Pouco mais de um ano depois do episódio protagonizado por apoiadores de Donald Trump em que foi palco o Capitólio americano, as discussões sobre as causas, atores e conceitos envolvidos no desencadeamento do evento ainda são objetos de análise de especialistas e acadêmicos.

Ao buscar entender a invasão, é preciso renunciar às falácias e narrativas heroicas. Distanciar-se da euforia e aproximar-se da parcimônia.

Para termos uma dimensão do ocorrido, o único registro na história americana de uma invasão ao Capitólio é datado do século XIX, desencadeada durante a guerra anglo-saxônica e executada pela Inglaterra. O que ocorreu no dia 06/01/2021, portanto, é um fato extremamente carregado de significado e que estabeleceu um marco histórico de crise institucional na democracia americana em um dos maiores símbolos físicos de conquistas de direitos civis dos Estados Unidos.

Quem são os responsáveis e os motivos de tal ato? As respostas não são simples. Donald Trump, o avanço da Direita coletivista1, a realidade econômica e social deixada pelos governos anteriores, a insatisfação, a quebra do status quo. São inúmeras variáveis com ramificações expostas.

Mas alguns pontos fundamentais são importantes de serem destacados: a ascensão do “Trumpismo2” e as críticas ao progressismo, que levaram a tumultos de cunho racial generalizados e a ascensão de movimentos como Q’Anon3, alicerçados pela cultura das fake news4. Para generalizar a crise, uma pandemia. O espalhamento do coronavírus esbarrou nas políticas para o combate à irrupção, expondo um sistema falho e contraditório e que não dava conta de administrar o vai-e-volta dos lockdowns e estimular a adesão de vacinas.

Quando a campanha eleitoral para presidente nos EUA começou, o sistema público americano de votação, complexo per se, foi alvo de suspeitas de fraude, descrédito e desconfiança. Estes fatores foram ocasionando um estresse social de acirramento e polarização evidentes, culminando em atos de insurreição popular e vandalismo, até chegarmos à invasão ao Capitólio.

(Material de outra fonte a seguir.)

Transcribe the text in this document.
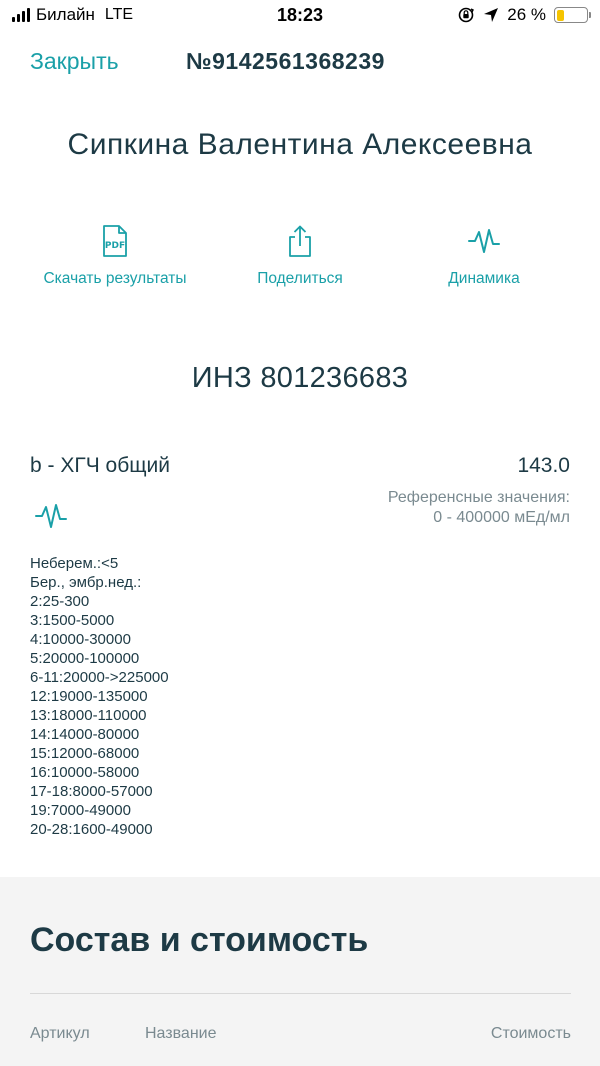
Билайн LTE	18:23	26 %
Закрыть	№9142561368239
Сипкина Валентина Алексеевна
PDF
Скачать результаты	Поделиться	Динамика
ИНЗ 801236683
b - ХГЧ общий	143.0
Референсные значения:
0 - 400000 мЕд/мл
Неберем.:<5
Бер., эмбр.нед.:
2:25-300
3:1500-5000
4:10000-30000
5:20000-100000
6-11:20000->225000
12:19000-135000
13:18000-110000
14:14000-80000
15:12000-68000
16:10000-58000
17-18:8000-57000
19:7000-49000
20-28:1600-49000
Состав и стоимость
Артикул	Название	Стоимость
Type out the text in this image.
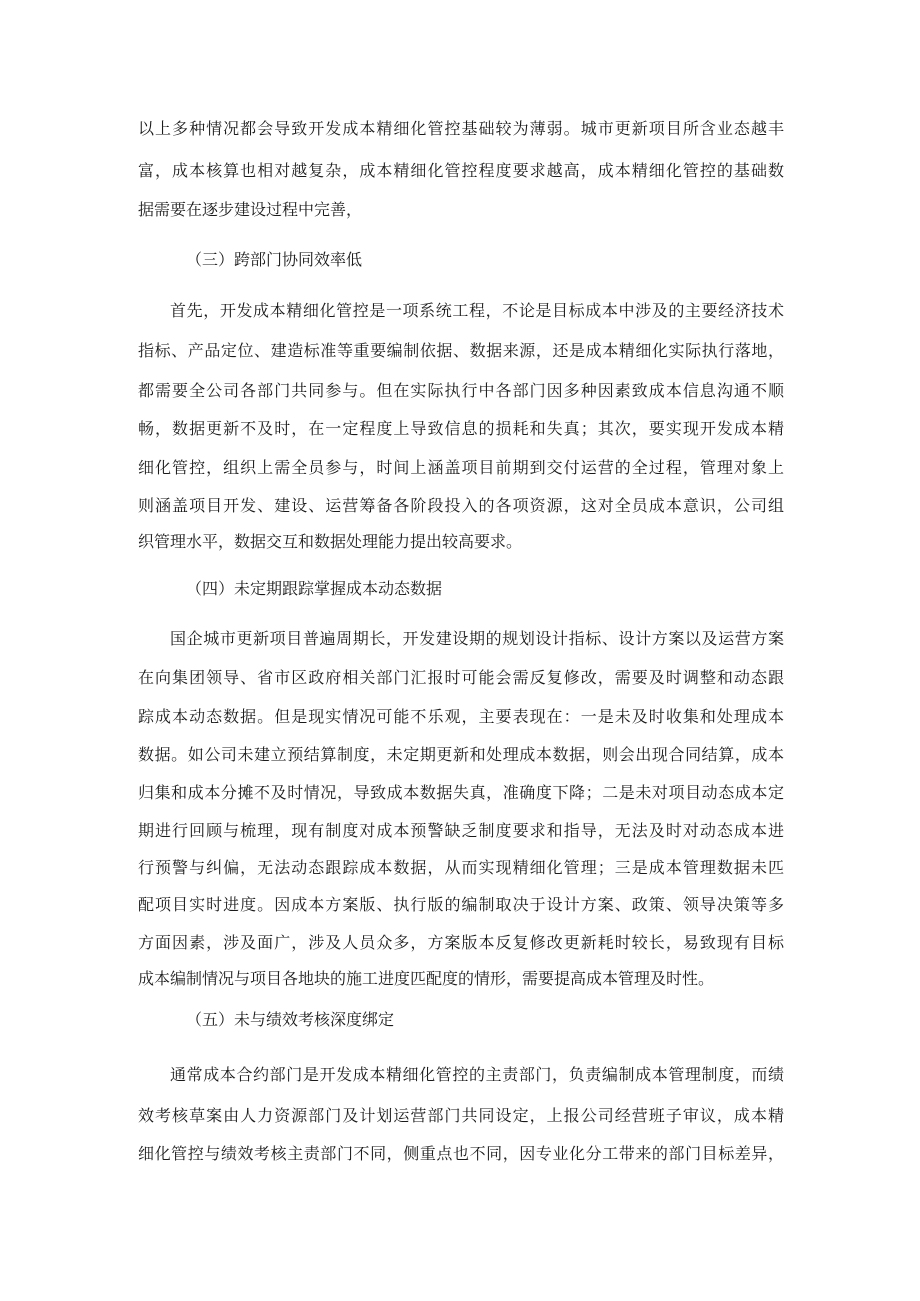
以上多种情况都会导致开发成本精细化管控基础较为薄弱。城市更新项目所含业态越丰
富，成本核算也相对越复杂，成本精细化管控程度要求越高，成本精细化管控的基础数
据需要在逐步建设过程中完善，
（三）跨部门协同效率低
首先，开发成本精细化管控是一项系统工程，不论是目标成本中涉及的主要经济技术
指标、产品定位、建造标准等重要编制依据、数据来源，还是成本精细化实际执行落地，
都需要全公司各部门共同参与。但在实际执行中各部门因多种因素致成本信息沟通不顺
畅，数据更新不及时，在一定程度上导致信息的损耗和失真；其次，要实现开发成本精
细化管控，组织上需全员参与，时间上涵盖项目前期到交付运营的全过程，管理对象上
则涵盖项目开发、建设、运营筹备各阶段投入的各项资源，这对全员成本意识，公司组
织管理水平，数据交互和数据处理能力提出较高要求。
（四）未定期跟踪掌握成本动态数据
国企城市更新项目普遍周期长，开发建设期的规划设计指标、设计方案以及运营方案
在向集团领导、省市区政府相关部门汇报时可能会需反复修改，需要及时调整和动态跟
踪成本动态数据。但是现实情况可能不乐观，主要表现在：一是未及时收集和处理成本
数据。如公司未建立预结算制度，未定期更新和处理成本数据，则会出现合同结算，成本
归集和成本分摊不及时情况，导致成本数据失真，准确度下降；二是未对项目动态成本定
期进行回顾与梳理，现有制度对成本预警缺乏制度要求和指导，无法及时对动态成本进
行预警与纠偏，无法动态跟踪成本数据，从而实现精细化管理；三是成本管理数据未匹
配项目实时进度。因成本方案版、执行版的编制取决于设计方案、政策、领导决策等多
方面因素，涉及面广，涉及人员众多，方案版本反复修改更新耗时较长，易致现有目标
成本编制情况与项目各地块的施工进度匹配度的情形，需要提高成本管理及时性。
（五）未与绩效考核深度绑定
通常成本合约部门是开发成本精细化管控的主责部门，负责编制成本管理制度，而绩
效考核草案由人力资源部门及计划运营部门共同设定，上报公司经营班子审议，成本精
细化管控与绩效考核主责部门不同，侧重点也不同，因专业化分工带来的部门目标差异，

Tempo se passou, mas a discussão de seus efeitos ainda permanece, seja na política interna americana – refletindo-se sobre os rumos do partido republicano – quanto à nível internacional. No berço da grande democracia do mundo, a legitimidade de sua filosofia está alicerçada na livre reunião, manifestação e liberdade de expressão. Como discuti-las é o nosso desafio irrevogável.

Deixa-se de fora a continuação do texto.